Our Finance Minister's concerns regarding Canadians' personal debt loads have been well illustrated through his policy initiates and warnings over the past year. The common sense money advice he is reported to have given his own children, however, may be far more telling in terms of revealing how the Minister views debt. The changes to modern lifestyles reflected in this advice is worthy of consideration from both a social and finance perspective.
In the August 22, 2013 edition of The Lang and O'Leary Exchange on the CBC, Senior Business Correspondent Amanda Lang interviewed Minister Flaherty after his annual policy retreat in Wakefield, Quebec. In questioning Mr. Flaherty about his plans for the next budget, she asked Mr. Flaherty if the housing market remained his "biggest concern."
Answering that it was, Mr. Flaherty acknowledged that he had intervened five times to purposely cool the overheated market. This prompted a question as to whether or not he was concerned about having possibly shut many people out of the housing market and the chance to be home owners by instituting new mortgage and regulatory rules.
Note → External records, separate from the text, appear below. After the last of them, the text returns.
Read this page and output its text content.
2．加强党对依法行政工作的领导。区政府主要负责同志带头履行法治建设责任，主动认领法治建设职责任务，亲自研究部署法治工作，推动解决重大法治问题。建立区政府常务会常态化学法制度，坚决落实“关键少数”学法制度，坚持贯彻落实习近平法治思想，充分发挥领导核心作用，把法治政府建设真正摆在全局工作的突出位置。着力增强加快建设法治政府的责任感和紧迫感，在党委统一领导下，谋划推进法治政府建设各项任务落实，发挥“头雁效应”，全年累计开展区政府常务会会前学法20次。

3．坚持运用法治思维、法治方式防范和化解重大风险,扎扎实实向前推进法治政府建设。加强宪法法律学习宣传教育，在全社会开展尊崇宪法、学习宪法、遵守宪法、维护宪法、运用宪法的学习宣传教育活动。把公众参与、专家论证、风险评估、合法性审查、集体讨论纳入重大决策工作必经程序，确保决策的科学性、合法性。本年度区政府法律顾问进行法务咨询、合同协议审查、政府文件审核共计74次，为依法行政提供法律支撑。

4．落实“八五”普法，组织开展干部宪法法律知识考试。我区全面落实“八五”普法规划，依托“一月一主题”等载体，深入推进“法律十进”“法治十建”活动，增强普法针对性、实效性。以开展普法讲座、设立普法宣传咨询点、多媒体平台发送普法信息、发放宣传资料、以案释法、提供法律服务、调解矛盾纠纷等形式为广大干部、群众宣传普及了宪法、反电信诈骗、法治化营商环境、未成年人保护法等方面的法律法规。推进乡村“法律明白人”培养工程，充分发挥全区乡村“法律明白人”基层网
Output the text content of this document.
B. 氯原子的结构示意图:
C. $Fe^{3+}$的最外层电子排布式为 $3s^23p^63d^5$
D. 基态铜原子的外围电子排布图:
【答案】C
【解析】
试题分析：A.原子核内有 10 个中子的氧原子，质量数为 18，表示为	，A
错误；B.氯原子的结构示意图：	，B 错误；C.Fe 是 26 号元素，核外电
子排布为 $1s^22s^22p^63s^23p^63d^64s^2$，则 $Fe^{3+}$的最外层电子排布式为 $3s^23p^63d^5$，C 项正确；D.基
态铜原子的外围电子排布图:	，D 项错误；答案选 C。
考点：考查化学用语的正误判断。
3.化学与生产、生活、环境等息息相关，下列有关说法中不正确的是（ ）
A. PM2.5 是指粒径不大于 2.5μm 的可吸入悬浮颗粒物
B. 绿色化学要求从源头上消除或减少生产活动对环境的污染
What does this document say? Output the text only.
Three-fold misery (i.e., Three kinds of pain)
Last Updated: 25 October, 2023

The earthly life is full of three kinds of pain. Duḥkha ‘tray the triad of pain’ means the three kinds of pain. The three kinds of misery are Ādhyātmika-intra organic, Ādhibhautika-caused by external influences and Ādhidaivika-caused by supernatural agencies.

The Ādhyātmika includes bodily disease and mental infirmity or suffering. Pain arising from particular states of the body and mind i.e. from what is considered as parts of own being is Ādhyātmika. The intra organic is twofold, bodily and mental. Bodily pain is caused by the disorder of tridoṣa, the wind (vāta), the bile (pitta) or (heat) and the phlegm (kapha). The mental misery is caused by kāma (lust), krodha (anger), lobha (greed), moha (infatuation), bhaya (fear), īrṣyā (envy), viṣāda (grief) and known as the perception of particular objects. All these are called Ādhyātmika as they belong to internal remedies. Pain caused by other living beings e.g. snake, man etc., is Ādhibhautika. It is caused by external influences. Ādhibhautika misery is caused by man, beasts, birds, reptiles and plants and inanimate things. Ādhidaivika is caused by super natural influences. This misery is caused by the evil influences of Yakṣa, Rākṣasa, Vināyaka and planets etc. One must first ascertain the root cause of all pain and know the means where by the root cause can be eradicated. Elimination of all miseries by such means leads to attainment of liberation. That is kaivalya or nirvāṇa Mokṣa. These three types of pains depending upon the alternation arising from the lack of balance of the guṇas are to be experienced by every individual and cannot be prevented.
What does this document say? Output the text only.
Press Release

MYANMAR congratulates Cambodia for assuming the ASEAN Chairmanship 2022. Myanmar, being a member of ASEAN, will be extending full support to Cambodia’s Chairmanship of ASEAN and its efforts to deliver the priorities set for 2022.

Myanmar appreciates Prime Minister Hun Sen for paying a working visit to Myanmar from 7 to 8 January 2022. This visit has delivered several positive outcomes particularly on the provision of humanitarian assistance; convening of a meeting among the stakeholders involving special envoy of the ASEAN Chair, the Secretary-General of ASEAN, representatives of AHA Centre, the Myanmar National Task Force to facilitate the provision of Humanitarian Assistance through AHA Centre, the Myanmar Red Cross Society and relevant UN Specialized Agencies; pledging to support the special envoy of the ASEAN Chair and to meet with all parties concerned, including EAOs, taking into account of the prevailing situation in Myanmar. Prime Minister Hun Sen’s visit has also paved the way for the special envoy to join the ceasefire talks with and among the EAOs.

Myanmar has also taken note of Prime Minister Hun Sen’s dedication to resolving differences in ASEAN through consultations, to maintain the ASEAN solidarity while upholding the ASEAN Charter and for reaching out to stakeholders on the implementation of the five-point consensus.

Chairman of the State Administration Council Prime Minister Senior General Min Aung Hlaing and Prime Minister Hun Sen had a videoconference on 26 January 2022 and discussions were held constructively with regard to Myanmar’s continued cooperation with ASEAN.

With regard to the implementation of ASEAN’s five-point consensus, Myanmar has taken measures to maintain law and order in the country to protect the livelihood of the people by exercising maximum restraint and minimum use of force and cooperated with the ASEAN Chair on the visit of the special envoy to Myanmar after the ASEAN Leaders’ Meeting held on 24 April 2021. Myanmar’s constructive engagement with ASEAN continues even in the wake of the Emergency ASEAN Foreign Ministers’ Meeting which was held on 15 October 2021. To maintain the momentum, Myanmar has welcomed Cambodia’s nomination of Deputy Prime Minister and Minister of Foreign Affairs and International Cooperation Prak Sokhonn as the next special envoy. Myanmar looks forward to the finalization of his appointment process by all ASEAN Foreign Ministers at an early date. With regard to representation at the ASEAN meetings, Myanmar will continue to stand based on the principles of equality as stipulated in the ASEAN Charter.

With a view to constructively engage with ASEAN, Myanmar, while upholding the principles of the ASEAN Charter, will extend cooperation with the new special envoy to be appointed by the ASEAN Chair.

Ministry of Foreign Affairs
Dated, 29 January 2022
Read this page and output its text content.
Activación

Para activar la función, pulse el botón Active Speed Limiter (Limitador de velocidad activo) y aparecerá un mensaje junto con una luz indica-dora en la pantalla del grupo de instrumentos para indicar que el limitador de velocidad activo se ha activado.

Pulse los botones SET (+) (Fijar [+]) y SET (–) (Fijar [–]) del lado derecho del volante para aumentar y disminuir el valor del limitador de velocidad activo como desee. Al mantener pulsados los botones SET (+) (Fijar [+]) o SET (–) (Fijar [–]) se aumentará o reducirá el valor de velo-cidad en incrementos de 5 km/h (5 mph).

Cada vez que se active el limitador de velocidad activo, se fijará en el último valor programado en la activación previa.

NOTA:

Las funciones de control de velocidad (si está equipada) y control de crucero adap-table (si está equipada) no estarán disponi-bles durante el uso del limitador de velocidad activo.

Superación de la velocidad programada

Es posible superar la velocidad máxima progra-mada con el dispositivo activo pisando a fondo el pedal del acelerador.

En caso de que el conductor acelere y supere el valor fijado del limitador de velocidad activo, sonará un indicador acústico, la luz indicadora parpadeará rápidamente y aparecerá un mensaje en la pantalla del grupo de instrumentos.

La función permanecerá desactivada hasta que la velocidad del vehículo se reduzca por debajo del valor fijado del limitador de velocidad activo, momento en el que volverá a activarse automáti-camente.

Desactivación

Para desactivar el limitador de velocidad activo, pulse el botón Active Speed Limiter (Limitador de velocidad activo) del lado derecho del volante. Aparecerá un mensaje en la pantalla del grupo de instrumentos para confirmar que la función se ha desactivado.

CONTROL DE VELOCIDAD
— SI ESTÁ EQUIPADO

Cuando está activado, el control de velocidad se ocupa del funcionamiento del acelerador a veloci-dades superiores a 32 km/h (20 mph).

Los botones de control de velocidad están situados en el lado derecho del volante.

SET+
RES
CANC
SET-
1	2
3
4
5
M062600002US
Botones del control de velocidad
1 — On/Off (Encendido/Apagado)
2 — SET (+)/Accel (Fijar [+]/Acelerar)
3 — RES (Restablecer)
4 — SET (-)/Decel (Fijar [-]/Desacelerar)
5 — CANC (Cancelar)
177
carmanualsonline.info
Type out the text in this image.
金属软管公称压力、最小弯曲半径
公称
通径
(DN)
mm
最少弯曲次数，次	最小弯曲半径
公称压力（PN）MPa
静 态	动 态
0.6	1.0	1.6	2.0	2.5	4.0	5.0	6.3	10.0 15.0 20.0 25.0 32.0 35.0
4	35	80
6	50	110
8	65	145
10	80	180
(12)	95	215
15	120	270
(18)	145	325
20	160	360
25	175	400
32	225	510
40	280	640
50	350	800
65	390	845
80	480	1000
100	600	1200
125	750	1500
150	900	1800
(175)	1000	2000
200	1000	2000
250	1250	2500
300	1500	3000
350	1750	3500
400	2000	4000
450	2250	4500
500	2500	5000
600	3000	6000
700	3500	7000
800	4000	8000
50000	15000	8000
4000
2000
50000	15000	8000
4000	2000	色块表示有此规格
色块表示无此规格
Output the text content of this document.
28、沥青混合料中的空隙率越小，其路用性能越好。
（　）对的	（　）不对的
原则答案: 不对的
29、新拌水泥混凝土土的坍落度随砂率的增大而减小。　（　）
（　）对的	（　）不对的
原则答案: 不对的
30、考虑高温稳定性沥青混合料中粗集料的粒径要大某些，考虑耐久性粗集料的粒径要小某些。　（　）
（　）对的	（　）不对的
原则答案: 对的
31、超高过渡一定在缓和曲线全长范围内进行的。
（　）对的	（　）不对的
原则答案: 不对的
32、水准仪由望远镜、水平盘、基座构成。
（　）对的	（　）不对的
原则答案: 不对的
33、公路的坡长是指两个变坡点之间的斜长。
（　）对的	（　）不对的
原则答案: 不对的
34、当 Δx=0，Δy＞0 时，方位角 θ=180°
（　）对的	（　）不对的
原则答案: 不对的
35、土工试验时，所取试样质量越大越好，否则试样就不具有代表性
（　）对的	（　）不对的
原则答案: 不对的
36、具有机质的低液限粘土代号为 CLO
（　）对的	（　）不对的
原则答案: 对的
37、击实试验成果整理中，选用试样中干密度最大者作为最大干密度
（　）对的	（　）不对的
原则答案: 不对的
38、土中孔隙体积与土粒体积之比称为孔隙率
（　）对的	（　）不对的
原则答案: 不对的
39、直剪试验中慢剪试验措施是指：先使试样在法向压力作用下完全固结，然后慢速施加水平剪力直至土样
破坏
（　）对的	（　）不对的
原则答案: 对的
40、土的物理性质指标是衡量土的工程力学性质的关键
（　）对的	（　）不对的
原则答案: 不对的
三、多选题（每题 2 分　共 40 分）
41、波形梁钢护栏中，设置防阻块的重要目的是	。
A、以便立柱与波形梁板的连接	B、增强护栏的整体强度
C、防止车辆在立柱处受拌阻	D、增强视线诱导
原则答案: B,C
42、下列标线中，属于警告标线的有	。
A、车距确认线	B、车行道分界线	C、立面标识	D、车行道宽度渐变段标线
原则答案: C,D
Mr. Flaherty's reply to this line of questioning appeared somewhat more personal than is often seen in ministerial interviews. In identifying that he has three sons in their early 20s, Mr. Flaherty stated "I say this to my sons...you shouldn't expect to graduate from college or university and go and buy a house... you should expect, what the last generation did, save some money, gather together a down payment and then buy something." He added "we got kind of off that course for a while in Canada and I don't think it's healthy."
Now, the first thought that some may have is that a great many people, not just those who have recently graduated, may now be 'shut out' from buying a home due to Mr. Flaherty's measures to cool the market.
His response, given the time constraints of a television interview, may have overly summarized the issues involved in the housing market and with Canadians' debt loads. Certainly, any professional working in the personal insolvency industry will tell you that wages which have seen little growth over the last decade, overrun by rapidly rising cost-of-living and post-secondary education costs, are amongst the primary causes of our (near) record high personal debt loads. 'Lifestyle' considerations and a desire to own a home right after graduating from college are not the only issues that warrant consideration.
Nonetheless, Mr. Flaherty's comments do provoke some thoughts on what the future holds for the lifestyles we have come to accept as the norm. With the artificially low interest rates and mortgages enjoyed since 2008, along with a consumerism culture that is fairly well entrenched in our country, have we come to a point where a Minister of Finance needs to give 'common sense' advice on the national broadcaster?
Does anyone, a Minister or not, really need to advise the public that one should save up money before making a large purchase? If the answer is "yes," in part or in full, what does that say on a broader social level? Would it not say that we need a dialogue to determine how we came to have such expectations?
In keeping with the common sense tone to the interview, Mr. Flaherty also noted that "you need to have a plan" to reduce debt. While he spoke of this need on a provincial and national level, one might suggest that his thought equally applies to the individual household. After all, he aptly noted that "we live in a tenuous world" and one could argue that the average person should be aware of this 'tenuous' status. They see their cost-of-living increasing, they know how challenging the job market is and they are repeatedly being told how pending interest rate increases will make their monthly bills soar.
So one might assume, knowing all of this, that Canadians have a plan to deal with their high debt loads and protect their families in the future. But do they? A Bank of Montreal report released July 29th revealed that only one-third of Canadians actually had a detailed debt repayment plan. So, Mr. Flaherty's advice to his young sons may, in fact, be applicable to a much larger group of Canadians.
As a Finance Minister, Mr. Flaherty can force harsh realities upon Canadians through policies that make it harder to borrow more money. These can be helpful as we deal with our growing debt in the face of rising interest rates, a flattening in house prices and slow growth in our economy.
What Mr. Flaherty can't do is make a policy that can alter our lifestyle desires and expectations. We 'own' that and may have to consider doing so in the years to come, given the 'tenuous' times we live in.